Objective
Breast arterial calcifications (BAC) are a sex-specific cardiovascular disease biomarker that might improve cardiovascular risk stratification in women. We implemented a deep convolutional neural network for automatic BAC detection and quantification.
Methods
In this retrospective study, four readers labelled four-view mammograms as BAC positive (BAC+) or BAC negative (BAC−) at image level. Starting from a pretrained VGG16 model, we trained a convolutional neural network to discriminate BAC+ and BAC− mammograms. Accuracy, F1 score, and area under the receiver operating characteristic curve (AUC-ROC) were used to assess the diagnostic performance. Predictions of calcified areas were generated using the generalized gradient-weighted class activation mapping (Grad-CAM++) method, and their correlation with manual measurement of BAC length in a subset of cases was assessed using Spearman ρ.
Results
A total 1493 women (198 BAC+) with a median age of 59 years (interquartile range 52–68) were included and partitioned in a training set of 410 cases (1640 views, 398 BAC+), validation set of 222 cases (888 views, 89 BAC+), and test set of 229 cases (916 views, 94 BAC+). The accuracy, F1 score, and AUC-ROC were 0.94, 0.86, and 0.98 in the training set; 0.96, 0.74, and 0.96 in the validation set; and 0.97, 0.80, and 0.95 in the test set, respectively. In 112 analyzed views, the Grad-CAM++ predictions displayed a strong correlation with BAC measured length (ρ = 0.88, p < 0.001).
Conclusion
Our model showed promising performances in BAC detection and in quantification of BAC burden, showing a strong correlation with manual measurements.
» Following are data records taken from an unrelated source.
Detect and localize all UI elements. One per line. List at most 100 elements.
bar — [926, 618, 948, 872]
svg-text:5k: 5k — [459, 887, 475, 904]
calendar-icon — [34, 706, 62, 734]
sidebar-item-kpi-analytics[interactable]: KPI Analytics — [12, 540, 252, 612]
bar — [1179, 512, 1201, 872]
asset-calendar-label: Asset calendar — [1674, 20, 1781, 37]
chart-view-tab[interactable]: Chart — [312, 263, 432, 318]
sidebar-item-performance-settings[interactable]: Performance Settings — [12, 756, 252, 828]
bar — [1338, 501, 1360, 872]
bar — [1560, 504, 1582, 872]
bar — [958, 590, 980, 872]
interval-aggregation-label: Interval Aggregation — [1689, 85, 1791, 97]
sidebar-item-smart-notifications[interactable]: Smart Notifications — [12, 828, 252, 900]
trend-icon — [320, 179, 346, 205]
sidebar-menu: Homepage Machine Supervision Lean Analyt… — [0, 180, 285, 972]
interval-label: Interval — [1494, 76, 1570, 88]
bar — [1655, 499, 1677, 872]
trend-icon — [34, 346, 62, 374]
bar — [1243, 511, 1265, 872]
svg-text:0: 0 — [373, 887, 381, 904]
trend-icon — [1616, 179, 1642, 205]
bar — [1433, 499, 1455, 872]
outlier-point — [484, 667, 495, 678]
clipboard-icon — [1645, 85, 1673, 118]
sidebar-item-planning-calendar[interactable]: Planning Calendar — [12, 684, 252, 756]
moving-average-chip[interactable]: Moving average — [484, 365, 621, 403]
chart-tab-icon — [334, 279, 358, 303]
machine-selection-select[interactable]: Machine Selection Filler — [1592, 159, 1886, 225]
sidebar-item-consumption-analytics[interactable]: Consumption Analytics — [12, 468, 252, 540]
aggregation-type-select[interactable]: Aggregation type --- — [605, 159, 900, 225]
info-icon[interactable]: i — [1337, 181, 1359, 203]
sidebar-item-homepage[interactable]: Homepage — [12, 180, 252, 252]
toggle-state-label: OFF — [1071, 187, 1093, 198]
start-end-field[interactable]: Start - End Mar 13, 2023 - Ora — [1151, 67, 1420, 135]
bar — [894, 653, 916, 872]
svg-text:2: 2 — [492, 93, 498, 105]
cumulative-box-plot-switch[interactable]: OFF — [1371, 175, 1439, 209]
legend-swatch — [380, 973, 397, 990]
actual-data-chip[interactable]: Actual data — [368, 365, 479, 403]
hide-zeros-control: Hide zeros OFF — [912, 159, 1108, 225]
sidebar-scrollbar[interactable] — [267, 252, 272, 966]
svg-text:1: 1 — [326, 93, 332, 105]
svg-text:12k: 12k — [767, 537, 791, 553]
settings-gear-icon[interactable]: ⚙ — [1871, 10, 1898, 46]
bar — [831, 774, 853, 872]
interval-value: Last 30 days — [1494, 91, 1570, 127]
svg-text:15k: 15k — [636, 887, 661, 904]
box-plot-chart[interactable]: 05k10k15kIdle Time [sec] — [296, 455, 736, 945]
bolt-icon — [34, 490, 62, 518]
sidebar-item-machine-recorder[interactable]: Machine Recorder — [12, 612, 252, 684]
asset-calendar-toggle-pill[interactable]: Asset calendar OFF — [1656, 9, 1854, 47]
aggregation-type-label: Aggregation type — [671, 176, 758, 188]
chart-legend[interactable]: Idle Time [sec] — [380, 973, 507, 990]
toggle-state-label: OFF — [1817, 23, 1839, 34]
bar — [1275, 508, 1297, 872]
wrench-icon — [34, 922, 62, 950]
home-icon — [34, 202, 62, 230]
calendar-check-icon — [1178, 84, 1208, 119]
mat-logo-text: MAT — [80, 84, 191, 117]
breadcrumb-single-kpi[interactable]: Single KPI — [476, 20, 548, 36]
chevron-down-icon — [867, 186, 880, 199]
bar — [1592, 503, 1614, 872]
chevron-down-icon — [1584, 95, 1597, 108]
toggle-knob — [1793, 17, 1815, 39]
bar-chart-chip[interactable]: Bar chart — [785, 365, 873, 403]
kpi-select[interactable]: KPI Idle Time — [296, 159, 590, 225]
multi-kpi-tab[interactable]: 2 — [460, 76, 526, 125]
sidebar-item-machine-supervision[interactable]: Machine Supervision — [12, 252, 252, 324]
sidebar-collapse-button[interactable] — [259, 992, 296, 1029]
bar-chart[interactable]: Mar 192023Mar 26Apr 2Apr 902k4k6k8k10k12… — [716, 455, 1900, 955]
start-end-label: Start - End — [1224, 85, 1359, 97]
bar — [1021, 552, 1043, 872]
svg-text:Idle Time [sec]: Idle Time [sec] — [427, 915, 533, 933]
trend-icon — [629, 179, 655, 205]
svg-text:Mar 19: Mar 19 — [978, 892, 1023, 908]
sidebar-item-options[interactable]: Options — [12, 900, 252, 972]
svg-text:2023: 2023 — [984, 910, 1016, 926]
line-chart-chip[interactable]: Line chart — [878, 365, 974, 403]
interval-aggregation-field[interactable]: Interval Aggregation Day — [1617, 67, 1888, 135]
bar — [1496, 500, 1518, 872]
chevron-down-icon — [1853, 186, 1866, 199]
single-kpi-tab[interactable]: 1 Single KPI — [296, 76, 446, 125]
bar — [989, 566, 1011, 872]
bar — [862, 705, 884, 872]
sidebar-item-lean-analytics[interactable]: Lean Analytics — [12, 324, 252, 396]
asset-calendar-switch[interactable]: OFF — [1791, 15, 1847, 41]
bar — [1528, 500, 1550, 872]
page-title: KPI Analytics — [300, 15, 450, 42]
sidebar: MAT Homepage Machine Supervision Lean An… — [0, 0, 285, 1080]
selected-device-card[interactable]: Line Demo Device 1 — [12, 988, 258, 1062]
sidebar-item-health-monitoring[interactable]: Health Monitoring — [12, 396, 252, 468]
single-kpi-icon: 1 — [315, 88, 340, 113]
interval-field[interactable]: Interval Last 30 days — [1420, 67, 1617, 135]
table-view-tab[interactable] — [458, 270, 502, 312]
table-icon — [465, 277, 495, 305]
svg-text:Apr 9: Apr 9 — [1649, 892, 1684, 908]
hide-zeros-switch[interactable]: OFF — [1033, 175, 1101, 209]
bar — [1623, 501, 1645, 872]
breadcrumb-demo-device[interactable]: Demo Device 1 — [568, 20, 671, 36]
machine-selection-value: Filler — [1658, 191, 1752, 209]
Clinical relevance statement
Integrating our model to clinical practice could improve BAC reporting without increasing clinical workload, facilitating large-scale studies on the impact of BAC as a biomarker of cardiovascular risk, raising awareness on women’s cardiovascular health, and leveraging mammographic screening.
Key Points
• We implemented a deep convolutional neural network (CNN) for BAC detection and quantification.
• Our CNN had an area under the receiving operator curve of 0.95 for BAC detection in the test set composed of 916 views, 94 of which were BAC+ .
• Furthermore, our CNN showed a strong correlation with manual BAC measurements (ρ = 0.88) in a set of 112 views.